Online users who want a certain amount of anonymity will want to stay off Quora. Their new Views feature is set to track which users have looked at your posts. Some good coverage on the subject via Gigaom.

This type of insider knowledge has always been a bit of a balancing act. On one side, this information is incredibly valuable to the websites that collect it. Heck, it’s a core element of Linkedin’s paid account service — seeing who’s viewed your profile over the last X number of days. As a user, my interests are divided. It both intrigues me to know who’s viewed my profile, and at the same time, drives me crazy knowing that my own name is showing up on other people’s ‘viewed’ lists.

Web users have had a long tradition of being able to freely lurk; and unless you engage somehow or contribute content under a registered account, you could use the web without leaving much of a trail. Like it or not, online culture isn’t going to drop that tradition easily. My guess is that Quora will lose users over this feature, or rescind the service in the months ahead.

But this balance goes the other way too. Google Analytics has stopped tracking keyword searches that are carried out under a secured connection (https://), which is now default on both Google’s Chrome and Firefox. The problem here, in my view, is that it pushes too far in the opposite direction. Keyword search data has never been tied to specific individuals usage in the past, and has been aggregated and reported back to website owners since the very first web servers. We parsed the server logs with scripts back in the ’90s, so as much as things have changed, they really haven’t.
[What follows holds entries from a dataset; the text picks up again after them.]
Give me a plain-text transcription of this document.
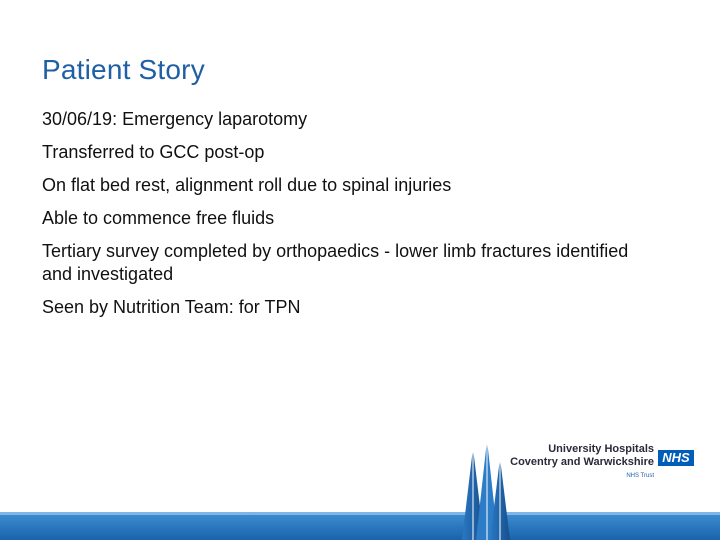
Patient Story
30/06/19: Emergency laparotomy
Transferred to GCC post-op
On flat bed rest, alignment roll due to spinal injuries
Able to commence free fluids
Tertiary survey completed by orthopaedics - lower limb fractures identified and investigated
Seen by Nutrition Team: for TPN
University Hospitals
Coventry and Warwickshire
NHS Trust
NHS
I see this divide from both viewpoints, frankly. I’m a user of the web who enjoys my privacy. I don’t want Quora, or LinkedIn for that matter, putting my name and face to my online activity without my consent; and especially without any active engagement. But I also see anonymous contribution to marketing data as part of that tradeoff. The websites that I visit, or Google even, give me a lot of value for free. Publishers disclaim this type of data collection in their terms of use, and in my view, deserve this small amount of usage feedback from their visitors.

User group and demographic profiling is set to go off the charts. With social networks and people registering A LOT of personal data on these sites, it makes sense that these companies are going to want to monetize this data. Given the lack of usage fees, that’s the price of admission. So I’ll deal with it, and select my online tools accordingly.

I just wish they’d leave my name and face out of it. Doesn’t seem that much to ask.